Scooter57 wrote:I suggest reading Dr. William Bernstein's book, The Investor's Manifesto, then after that introduction, tackle his more complex book, The Four Pillars of Investing. The latter goes into far greater detail than either Swedroe or Ferri books, and Bernstein is a much more entertaining author.

I felt his book gave me tools with which to think out my approach. The other books didn't seem to me to be in the same class, though since the authors are very active posting here, they gave fans who treat them as if they were.
I'm a huge fan of the books and investing theory promoted by Bill Bernstein, (I own and have read most of them), but I must take exception with the post by the forum member I've quoted above.

Both Messrs. Ferri and Swedroe have written very useful books, imho, particularly Ferri's "All About Asset Allocation" and Swedroe's "The Only Guide To A Winning Investment Strategy You'll Ever Need".

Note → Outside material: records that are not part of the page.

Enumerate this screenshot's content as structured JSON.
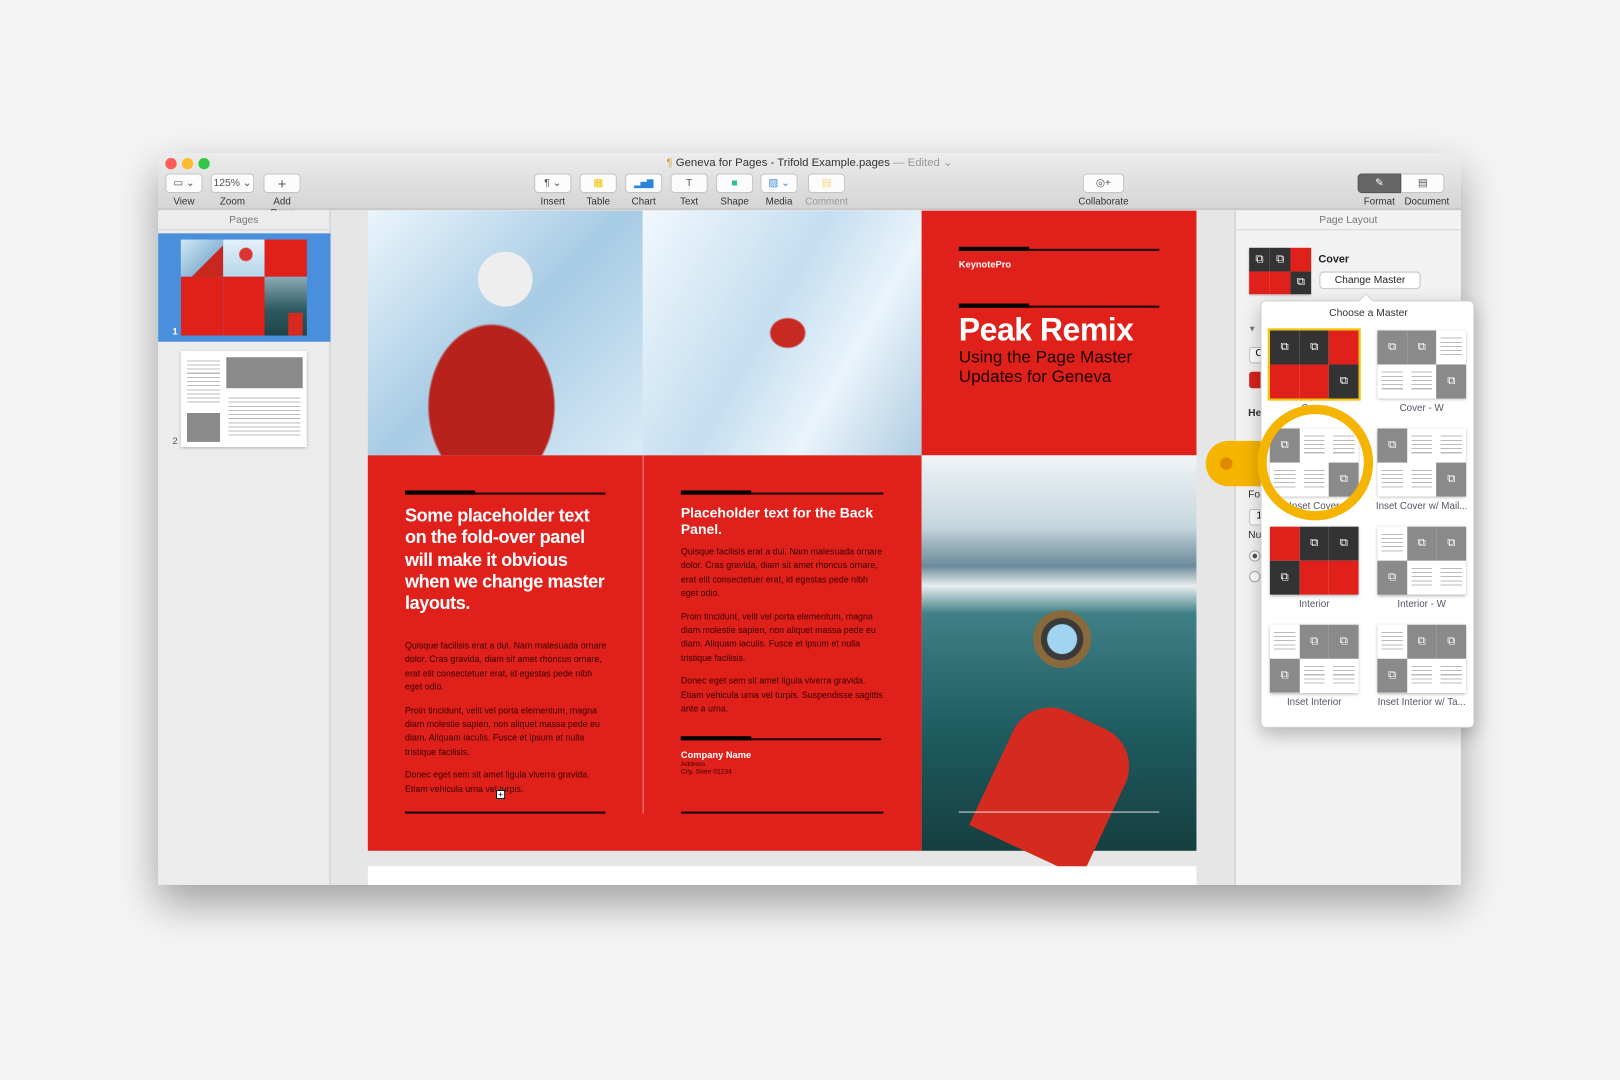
{
  "window": {
    "title": "Geneva for Pages - Trifold Example.pages",
    "edited": "— Edited ⌄"
  },
  "toolbar": {
    "left": [
      {
        "id": "view",
        "label": "View",
        "icon": "▭ ⌄"
      },
      {
        "id": "zoom",
        "label": "Zoom",
        "icon": "125% ⌄"
      },
      {
        "id": "add-page",
        "label": "Add Page",
        "icon": "+"
      }
    ],
    "center": [
      {
        "id": "insert",
        "label": "Insert",
        "icon": "¶ ⌄"
      },
      {
        "id": "table",
        "label": "Table",
        "icon": "▦"
      },
      {
        "id": "chart",
        "label": "Chart",
        "icon": "▂▅▇"
      },
      {
        "id": "text",
        "label": "Text",
        "icon": "T"
      },
      {
        "id": "shape",
        "label": "Shape",
        "icon": "■"
      },
      {
        "id": "media",
        "label": "Media",
        "icon": "▨ ⌄"
      },
      {
        "id": "comment",
        "label": "Comment",
        "icon": "▤"
      }
    ],
    "collaborate": {
      "label": "Collaborate",
      "icon": "◎+"
    },
    "right": [
      {
        "id": "format",
        "label": "Format",
        "icon": "✎"
      },
      {
        "id": "document",
        "label": "Document",
        "icon": "▤"
      }
    ]
  },
  "sidebar": {
    "title": "Pages",
    "pages": [
      {
        "number": "1",
        "selected": true
      },
      {
        "number": "2",
        "selected": false
      }
    ]
  },
  "document": {
    "cover": {
      "brand": "KeynotePro",
      "title": "Peak Remix",
      "subtitle": "Using the Page Master Updates for Geneva"
    },
    "fold_panel": {
      "heading": "Some placeholder text on the fold-over panel will make it obvious when we change master layouts.",
      "paragraphs": [
        "Quisque facilisis erat a dui. Nam malesuada ornare dolor. Cras gravida, diam sit amet rhoncus ornare, erat elit consectetuer erat, id egestas pede nibh eget odio.",
        "Proin tincidunt, velit vel porta elementum, magna diam molestie sapien, non aliquet massa pede eu diam. Aliquam iaculis. Fusce et ipsum et nulla tristique facilisis.",
        "Donec eget sem sit amet ligula viverra gravida. Etiam vehicula urna vel turpis."
      ]
    },
    "back_panel": {
      "heading": "Placeholder text for the Back Panel.",
      "paragraphs": [
        "Quisque facilisis erat a dui. Nam malesuada ornare dolor. Cras gravida, diam sit amet rhoncus ornare, erat elit consectetuer erat, id egestas pede nibh eget odio.",
        "Proin tincidunt, velit vel porta elementum, magna diam molestie sapien, non aliquet massa pede eu diam. Aliquam iaculis. Fusce et ipsum et nulla tristique facilisis.",
        "Donec eget sem sit amet ligula viverra gravida. Etiam vehicula urna vel turpis. Suspendisse sagittis ante a urna."
      ],
      "company": "Company Name",
      "address": "Address",
      "city": "City, State 01234"
    }
  },
  "inspector": {
    "title": "Page Layout",
    "master_name": "Cover",
    "change_master": "Change Master",
    "hidden_labels": [
      "He",
      "Fo",
      "Nu",
      "C",
      "1"
    ]
  },
  "popover": {
    "title": "Choose a Master",
    "masters": [
      {
        "label": "Cover",
        "style": "cover-red",
        "selected": true
      },
      {
        "label": "Cover - W",
        "style": "cover-white"
      },
      {
        "label": "Inset Cover",
        "style": "inset",
        "highlighted": true
      },
      {
        "label": "Inset Cover w/ Mail...",
        "style": "inset"
      },
      {
        "label": "Interior",
        "style": "interior-red"
      },
      {
        "label": "Interior - W",
        "style": "interior-white"
      },
      {
        "label": "Inset Interior",
        "style": "inset-interior"
      },
      {
        "label": "Inset Interior w/ Ta...",
        "style": "inset-interior"
      }
    ]
  },
  "colors": {
    "accent_red": "#e0201b",
    "selection_blue": "#4a8fdb",
    "highlight_yellow": "#f5b400"
  }
}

To denigrate the value of their books by implying they are pumped up by sycophants is ludicrous. These gentlemen, Ferri, Swedroe and Bernstein have spent countless hours on this site helping investors with questions and concepts on myriad issues. We are fortunate to have them share their perspective whether or not one agrees with every idea they promote via their posts here on the forum or through their books.
Last edited by Blues on Mon Jul 01, 2013 9:57 am, edited 2 times in total.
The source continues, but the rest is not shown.